Entrevista do jurista alemão Claus Roxin sobre teoria do domínio do fato
OAB RJ
Fonte: redação da Tribuna do Advogado
Entrevista concedida à Tribuna do Advogado de novembro.
OAB RJ
Fonte: redação da Tribuna do Advogado
A teoria do domínio do fato foi citada recentemente no julgamento da
Ação Penal 470. Poderia discorrer sobre seu histórico, fazendo uma breve
apresentação?
A teoria do domínio do fato não foi criada por mim, mas fui eu quem a
desenvolveu em todos os seus detalhes na década de 1960, em um livro com
cerca de 700 páginas. Minha motivação foram os crimes cometidos à época
do nacional-socialismo.
A jurisprudência alemã costumava condenar como partícipes os que haviam
cometido delitos pelas próprias mãos - por exemplo, o disparo contra
judeus -, enquanto sempre achei que, ao praticar um delito diretamente, o
indivíduo deveria ser responsabilizado como autor. E quem ocupa uma
posição dentro de um aparato organizado de poder e dá o comando para que
se execute a ação criminosa também deve responder como autor, e não
como mero partícipe, como rezava a doutrina da época.

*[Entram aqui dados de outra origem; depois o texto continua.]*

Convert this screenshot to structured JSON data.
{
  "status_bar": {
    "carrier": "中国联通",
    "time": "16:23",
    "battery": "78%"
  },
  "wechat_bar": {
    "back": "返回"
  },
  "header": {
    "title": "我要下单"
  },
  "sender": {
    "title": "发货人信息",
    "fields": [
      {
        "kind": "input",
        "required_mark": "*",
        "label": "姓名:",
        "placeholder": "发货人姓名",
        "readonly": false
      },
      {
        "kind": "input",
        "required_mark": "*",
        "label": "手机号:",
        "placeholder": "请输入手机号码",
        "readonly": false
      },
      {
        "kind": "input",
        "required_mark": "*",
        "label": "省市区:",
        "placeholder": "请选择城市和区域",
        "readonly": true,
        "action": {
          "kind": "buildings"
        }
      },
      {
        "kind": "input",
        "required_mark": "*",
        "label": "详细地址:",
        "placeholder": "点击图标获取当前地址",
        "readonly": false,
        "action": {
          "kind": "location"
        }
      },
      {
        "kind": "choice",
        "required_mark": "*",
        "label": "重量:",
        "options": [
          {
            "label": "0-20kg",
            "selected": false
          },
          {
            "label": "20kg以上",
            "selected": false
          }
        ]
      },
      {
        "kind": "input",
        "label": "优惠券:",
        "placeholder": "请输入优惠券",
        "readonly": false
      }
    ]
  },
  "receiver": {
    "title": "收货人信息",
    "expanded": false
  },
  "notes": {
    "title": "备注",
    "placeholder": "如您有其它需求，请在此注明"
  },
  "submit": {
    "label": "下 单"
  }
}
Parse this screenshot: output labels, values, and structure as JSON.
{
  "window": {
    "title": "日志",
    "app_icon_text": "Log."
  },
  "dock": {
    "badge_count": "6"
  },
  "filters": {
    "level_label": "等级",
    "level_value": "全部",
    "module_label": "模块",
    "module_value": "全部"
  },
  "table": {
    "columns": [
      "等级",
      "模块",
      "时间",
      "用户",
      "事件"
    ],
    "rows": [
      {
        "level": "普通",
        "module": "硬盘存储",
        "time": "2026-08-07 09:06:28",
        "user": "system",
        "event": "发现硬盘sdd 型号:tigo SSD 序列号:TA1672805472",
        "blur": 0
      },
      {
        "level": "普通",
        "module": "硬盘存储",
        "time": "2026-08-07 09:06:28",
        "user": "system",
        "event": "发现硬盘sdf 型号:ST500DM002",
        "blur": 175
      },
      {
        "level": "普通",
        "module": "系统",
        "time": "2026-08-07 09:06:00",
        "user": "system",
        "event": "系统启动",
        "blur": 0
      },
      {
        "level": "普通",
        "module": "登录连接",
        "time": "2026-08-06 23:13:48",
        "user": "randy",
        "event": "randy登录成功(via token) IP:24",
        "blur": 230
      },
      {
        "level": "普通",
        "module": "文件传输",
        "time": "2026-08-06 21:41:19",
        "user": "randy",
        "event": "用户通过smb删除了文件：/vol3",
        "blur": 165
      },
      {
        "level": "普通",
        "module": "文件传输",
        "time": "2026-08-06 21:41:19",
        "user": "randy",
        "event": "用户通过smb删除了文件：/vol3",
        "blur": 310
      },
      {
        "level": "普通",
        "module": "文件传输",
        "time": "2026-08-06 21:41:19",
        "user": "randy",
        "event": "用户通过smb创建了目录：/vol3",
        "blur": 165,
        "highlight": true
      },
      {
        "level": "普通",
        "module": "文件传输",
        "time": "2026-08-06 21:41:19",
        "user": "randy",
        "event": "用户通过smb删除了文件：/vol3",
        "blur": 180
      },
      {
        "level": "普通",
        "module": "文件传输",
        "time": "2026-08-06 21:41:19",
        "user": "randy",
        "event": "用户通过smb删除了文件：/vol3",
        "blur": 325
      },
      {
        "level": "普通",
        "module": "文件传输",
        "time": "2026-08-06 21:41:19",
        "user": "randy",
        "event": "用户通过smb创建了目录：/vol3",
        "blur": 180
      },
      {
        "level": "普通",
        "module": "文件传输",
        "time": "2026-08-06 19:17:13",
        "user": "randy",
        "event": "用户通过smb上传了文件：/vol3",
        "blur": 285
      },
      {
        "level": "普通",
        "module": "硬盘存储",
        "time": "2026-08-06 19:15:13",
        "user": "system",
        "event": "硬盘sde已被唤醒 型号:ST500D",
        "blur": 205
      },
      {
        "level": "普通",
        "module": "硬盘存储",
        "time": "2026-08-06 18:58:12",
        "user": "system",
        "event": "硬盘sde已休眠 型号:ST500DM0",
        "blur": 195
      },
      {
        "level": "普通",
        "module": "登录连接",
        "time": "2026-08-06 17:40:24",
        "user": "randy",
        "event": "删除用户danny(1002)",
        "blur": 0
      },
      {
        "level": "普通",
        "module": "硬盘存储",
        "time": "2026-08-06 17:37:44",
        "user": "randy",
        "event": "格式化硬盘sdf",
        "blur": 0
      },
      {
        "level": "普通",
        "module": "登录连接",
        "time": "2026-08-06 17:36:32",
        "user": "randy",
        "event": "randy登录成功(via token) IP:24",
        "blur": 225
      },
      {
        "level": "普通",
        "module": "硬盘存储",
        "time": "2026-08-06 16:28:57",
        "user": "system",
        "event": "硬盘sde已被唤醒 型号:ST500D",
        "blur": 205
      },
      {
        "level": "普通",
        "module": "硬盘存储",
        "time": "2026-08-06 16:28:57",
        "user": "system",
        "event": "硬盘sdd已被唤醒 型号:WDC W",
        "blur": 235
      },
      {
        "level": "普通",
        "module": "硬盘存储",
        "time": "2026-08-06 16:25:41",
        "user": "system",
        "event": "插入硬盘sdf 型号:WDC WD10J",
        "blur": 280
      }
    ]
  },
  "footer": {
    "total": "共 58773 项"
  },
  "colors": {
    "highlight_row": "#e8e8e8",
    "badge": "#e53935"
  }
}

De início, a jurisprudência alemã ignorou a teoria, que, no entanto, foi
cada vez mais aceita pela literatura jurídica. Ao longo do tempo,
grandes êxitos foram obtidos, sobretudo na América do Sul, onde a teoria
foi aplicada com sucesso no processo contra a junta militar argentina
do governo Rafael Videla, considerando seus integrantes autores, assim
como na responsabilização do ex-presidente peruano Alberto Fujimori por
diversos crimes cometidos durante seu governo.
Posteriormente, o Bundesgerichtshof [equivalente alemão de nosso
Superior Tribunal de Justiça, o STJ] também adotou a teoria para julgar
os casos de crimes na Alemanha Oriental, especialmente as ordens para
disparar contra aqueles que tentassem fugir para a Alemanha Ocidental
atravessando a fronteira entre os dois países. A teoria também foi
adotada pelo Tribunal Penal Internacional e consta em seu estatuto.
Seria possível utilizar a teoria do domínio do fato para fundamentar a
condenação de um acusado, presumindo-se a sua participação no crime a
partir do entendimento de que ele dominaria o fato típico por ocupar
determinada posição hierárquica?
Não, de forma nenhuma. A pessoa que ocupa uma posição no topo de uma
organização qualquer tem que ter dirigido esses fatos e comandado os
acontecimentos, ter emitido uma ordem. Ocupar posição de destaque não
fundamenta o domínio do fato. O 'ter de saber' não é suficiente para o
dolo, que é o conhecimento real e não um conhecimento que meramente
deveria existir. Essa construção de um suposto conhecimento vem do
direito anglo-saxônico. Não a considero correta.
No caso de Fujimori, por exemplo, ele controlou os sequestros e
homicídios que foram realizados. Ele deu as ordens. A Corte Suprema do
Peru exigiu as provas desses fatos para condená-lo. No caso dos
atiradores do muro, na Alemanha Oriental, os acusados foram os membros
do Conselho Nacional de Segurança, já que foram eles que deram a ordem
para que se atirasse em quem estivesse a ponto de cruzar a fronteira e
fugir para a Alemanha Ocidental.
É possível a adoção da teoria dos aparelhos organizados de poder para
fundamentar a condenação por crimes supostamente praticados por
dirigentes governamentais em uma democracia?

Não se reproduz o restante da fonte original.